Let us count the ways, starting with the impact of the 1964 Civil Rights Act on American college and university campuses.
A new and much more conservative Congress will bring us changes we don’t want to believe in. A recent news release from the Zionist Organization of America (ZOA) offers a clue on what we can expect.
Morton Klein, ZOA’s director (pictured above), was downright giddy over what he terms a major victory in his six year fight to expand the US Civil Rights anti-bullying provision.
What prompted Klein’s giddiness was a statement issued this week by US Secretary of Education Arne Duncan, who announced that Title VI of the Civil Rights Act now includes new guidelines that will bring increased protection for disabled and LGBT students from bullying and discrimination.
Klein’s ZOA organization may also be concerned with other groups affected by the new provisions, but to ZOA the real benefit comes to the state of Israel.
The ZOA descrubes itself as the oldest and one of the largest pro-Israel organization in the US. Just how pro-Israel is ZOA is evident from the line up of speakers at the group’s Annual Louis B. Brandeis Award Dinner, October 29.
Keynoters were William Kristol, founding editor of the Weekly Standard, regular Fox TV panelist and co-founder of the Emergency Committee for Israel, and Gary Bauer, co-founder of Christians United for Israel and president of American Values.
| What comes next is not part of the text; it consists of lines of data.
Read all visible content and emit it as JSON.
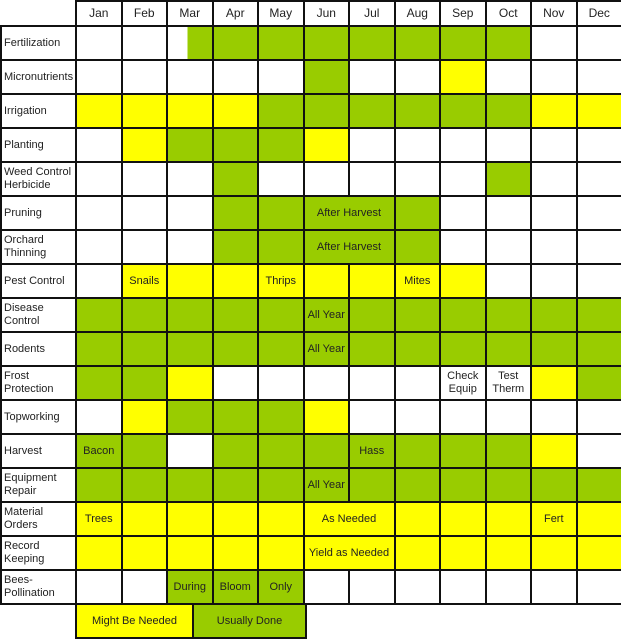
{
  "colors": {
    "usually_done": "#99cc00",
    "might_be_needed": "#ffff00",
    "not_done": "#ffffff"
  },
  "chart_data": {
    "type": "table",
    "months": [
      "Jan",
      "Feb",
      "Mar",
      "Apr",
      "May",
      "Jun",
      "Jul",
      "Aug",
      "Sep",
      "Oct",
      "Nov",
      "Dec"
    ],
    "legend": [
      {
        "code": "Y",
        "label": "Might Be Needed"
      },
      {
        "code": "G",
        "label": "Usually Done"
      }
    ],
    "rows": [
      {
        "task": "Fertilization",
        "cells": [
          {
            "c": "W"
          },
          {
            "c": "W"
          },
          {
            "c": "WG"
          },
          {
            "c": "G"
          },
          {
            "c": "G"
          },
          {
            "c": "G"
          },
          {
            "c": "G"
          },
          {
            "c": "G"
          },
          {
            "c": "G"
          },
          {
            "c": "G"
          },
          {
            "c": "W"
          },
          {
            "c": "W"
          }
        ]
      },
      {
        "task": "Micronutrients",
        "cells": [
          {
            "c": "W"
          },
          {
            "c": "W"
          },
          {
            "c": "W"
          },
          {
            "c": "W"
          },
          {
            "c": "W"
          },
          {
            "c": "G"
          },
          {
            "c": "W"
          },
          {
            "c": "W"
          },
          {
            "c": "Y"
          },
          {
            "c": "W"
          },
          {
            "c": "W"
          },
          {
            "c": "W"
          }
        ]
      },
      {
        "task": "Irrigation",
        "cells": [
          {
            "c": "Y"
          },
          {
            "c": "Y"
          },
          {
            "c": "Y"
          },
          {
            "c": "Y"
          },
          {
            "c": "G"
          },
          {
            "c": "G"
          },
          {
            "c": "G"
          },
          {
            "c": "G"
          },
          {
            "c": "G"
          },
          {
            "c": "G"
          },
          {
            "c": "Y"
          },
          {
            "c": "Y"
          }
        ]
      },
      {
        "task": "Planting",
        "cells": [
          {
            "c": "W"
          },
          {
            "c": "Y"
          },
          {
            "c": "G"
          },
          {
            "c": "G"
          },
          {
            "c": "G"
          },
          {
            "c": "Y"
          },
          {
            "c": "W"
          },
          {
            "c": "W"
          },
          {
            "c": "W"
          },
          {
            "c": "W"
          },
          {
            "c": "W"
          },
          {
            "c": "W"
          }
        ]
      },
      {
        "task": "Weed Control Herbicide",
        "cells": [
          {
            "c": "W"
          },
          {
            "c": "W"
          },
          {
            "c": "W"
          },
          {
            "c": "G"
          },
          {
            "c": "W"
          },
          {
            "c": "W"
          },
          {
            "c": "W"
          },
          {
            "c": "W"
          },
          {
            "c": "W"
          },
          {
            "c": "G"
          },
          {
            "c": "W"
          },
          {
            "c": "W"
          }
        ]
      },
      {
        "task": "Pruning",
        "cells": [
          {
            "c": "W"
          },
          {
            "c": "W"
          },
          {
            "c": "W"
          },
          {
            "c": "G"
          },
          {
            "c": "G"
          },
          {
            "c": "G",
            "t": "After Harvest",
            "span": 2
          },
          {
            "c": "G"
          },
          {
            "c": "W"
          },
          {
            "c": "W"
          },
          {
            "c": "W"
          },
          {
            "c": "W"
          }
        ]
      },
      {
        "task": "Orchard Thinning",
        "cells": [
          {
            "c": "W"
          },
          {
            "c": "W"
          },
          {
            "c": "W"
          },
          {
            "c": "G"
          },
          {
            "c": "G"
          },
          {
            "c": "G",
            "t": "After Harvest",
            "span": 2
          },
          {
            "c": "G"
          },
          {
            "c": "W"
          },
          {
            "c": "W"
          },
          {
            "c": "W"
          },
          {
            "c": "W"
          }
        ]
      },
      {
        "task": "Pest Control",
        "cells": [
          {
            "c": "W"
          },
          {
            "c": "Y",
            "t": "Snails"
          },
          {
            "c": "Y"
          },
          {
            "c": "Y"
          },
          {
            "c": "Y",
            "t": "Thrips"
          },
          {
            "c": "Y"
          },
          {
            "c": "Y"
          },
          {
            "c": "Y",
            "t": "Mites"
          },
          {
            "c": "Y"
          },
          {
            "c": "W"
          },
          {
            "c": "W"
          },
          {
            "c": "W"
          }
        ]
      },
      {
        "task": "Disease Control",
        "cells": [
          {
            "c": "G"
          },
          {
            "c": "G"
          },
          {
            "c": "G"
          },
          {
            "c": "G"
          },
          {
            "c": "G"
          },
          {
            "c": "G",
            "t": "All Year"
          },
          {
            "c": "G"
          },
          {
            "c": "G"
          },
          {
            "c": "G"
          },
          {
            "c": "G"
          },
          {
            "c": "G"
          },
          {
            "c": "G"
          }
        ]
      },
      {
        "task": "Rodents",
        "cells": [
          {
            "c": "G"
          },
          {
            "c": "G"
          },
          {
            "c": "G"
          },
          {
            "c": "G"
          },
          {
            "c": "G"
          },
          {
            "c": "G",
            "t": "All Year"
          },
          {
            "c": "G"
          },
          {
            "c": "G"
          },
          {
            "c": "G"
          },
          {
            "c": "G"
          },
          {
            "c": "G"
          },
          {
            "c": "G"
          }
        ]
      },
      {
        "task": "Frost Protection",
        "cells": [
          {
            "c": "G"
          },
          {
            "c": "G"
          },
          {
            "c": "Y"
          },
          {
            "c": "W"
          },
          {
            "c": "W"
          },
          {
            "c": "W"
          },
          {
            "c": "W"
          },
          {
            "c": "W"
          },
          {
            "c": "W",
            "t": "Check Equip"
          },
          {
            "c": "W",
            "t": "Test Therm"
          },
          {
            "c": "Y"
          },
          {
            "c": "G"
          }
        ]
      },
      {
        "task": "Topworking",
        "cells": [
          {
            "c": "W"
          },
          {
            "c": "Y"
          },
          {
            "c": "G"
          },
          {
            "c": "G"
          },
          {
            "c": "G"
          },
          {
            "c": "Y"
          },
          {
            "c": "W"
          },
          {
            "c": "W"
          },
          {
            "c": "W"
          },
          {
            "c": "W"
          },
          {
            "c": "W"
          },
          {
            "c": "W"
          }
        ]
      },
      {
        "task": "Harvest",
        "cells": [
          {
            "c": "G",
            "t": "Bacon"
          },
          {
            "c": "G"
          },
          {
            "c": "W"
          },
          {
            "c": "G"
          },
          {
            "c": "G"
          },
          {
            "c": "G"
          },
          {
            "c": "G",
            "t": "Hass"
          },
          {
            "c": "G"
          },
          {
            "c": "G"
          },
          {
            "c": "G"
          },
          {
            "c": "Y"
          },
          {
            "c": "W"
          }
        ]
      },
      {
        "task": "Equipment Repair",
        "cells": [
          {
            "c": "G"
          },
          {
            "c": "G"
          },
          {
            "c": "G"
          },
          {
            "c": "G"
          },
          {
            "c": "G"
          },
          {
            "c": "G",
            "t": "All Year"
          },
          {
            "c": "G"
          },
          {
            "c": "G"
          },
          {
            "c": "G"
          },
          {
            "c": "G"
          },
          {
            "c": "G"
          },
          {
            "c": "G"
          }
        ]
      },
      {
        "task": "Material Orders",
        "cells": [
          {
            "c": "Y",
            "t": "Trees"
          },
          {
            "c": "Y"
          },
          {
            "c": "Y"
          },
          {
            "c": "Y"
          },
          {
            "c": "Y"
          },
          {
            "c": "Y",
            "t": "As Needed",
            "span": 2
          },
          {
            "c": "Y"
          },
          {
            "c": "Y"
          },
          {
            "c": "Y"
          },
          {
            "c": "Y",
            "t": "Fert"
          },
          {
            "c": "Y"
          }
        ]
      },
      {
        "task": "Record Keeping",
        "cells": [
          {
            "c": "Y"
          },
          {
            "c": "Y"
          },
          {
            "c": "Y"
          },
          {
            "c": "Y"
          },
          {
            "c": "Y"
          },
          {
            "c": "Y",
            "t": "Yield as Needed",
            "span": 2
          },
          {
            "c": "Y"
          },
          {
            "c": "Y"
          },
          {
            "c": "Y"
          },
          {
            "c": "Y"
          },
          {
            "c": "Y"
          }
        ]
      },
      {
        "task": "Bees-Pollination",
        "cells": [
          {
            "c": "W"
          },
          {
            "c": "W"
          },
          {
            "c": "G",
            "t": "During"
          },
          {
            "c": "G",
            "t": "Bloom"
          },
          {
            "c": "G",
            "t": "Only"
          },
          {
            "c": "W"
          },
          {
            "c": "W"
          },
          {
            "c": "W"
          },
          {
            "c": "W"
          },
          {
            "c": "W"
          },
          {
            "c": "W"
          },
          {
            "c": "W"
          }
        ]
      }
    ]
  }
}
Special remarks at the dinner were delivered by Deputy Speaker of the Israeli Knesset, Danny Danon.
Just how will tougher provisions in the Civil Rights Act fit Klein’s prime mission to push his Zionist agenda?
In Secretary Arnie Duncan’s announcement, along with protection for LGBT and disabled students, there is now an added category of students who gain protection under Title VI: Members of any religious group that has “shared ethnic characteristics”.
Eyal Mazor warns in a posting on the Jewish Voices for Peace blog, Muzzle Watch, that Title VI’s addition of ”shared ethnic characteristics” should be a concern to anyone concerned about, or working to preserve, the right of students to organize for peace and justice in Palestine and Israel on American campuses.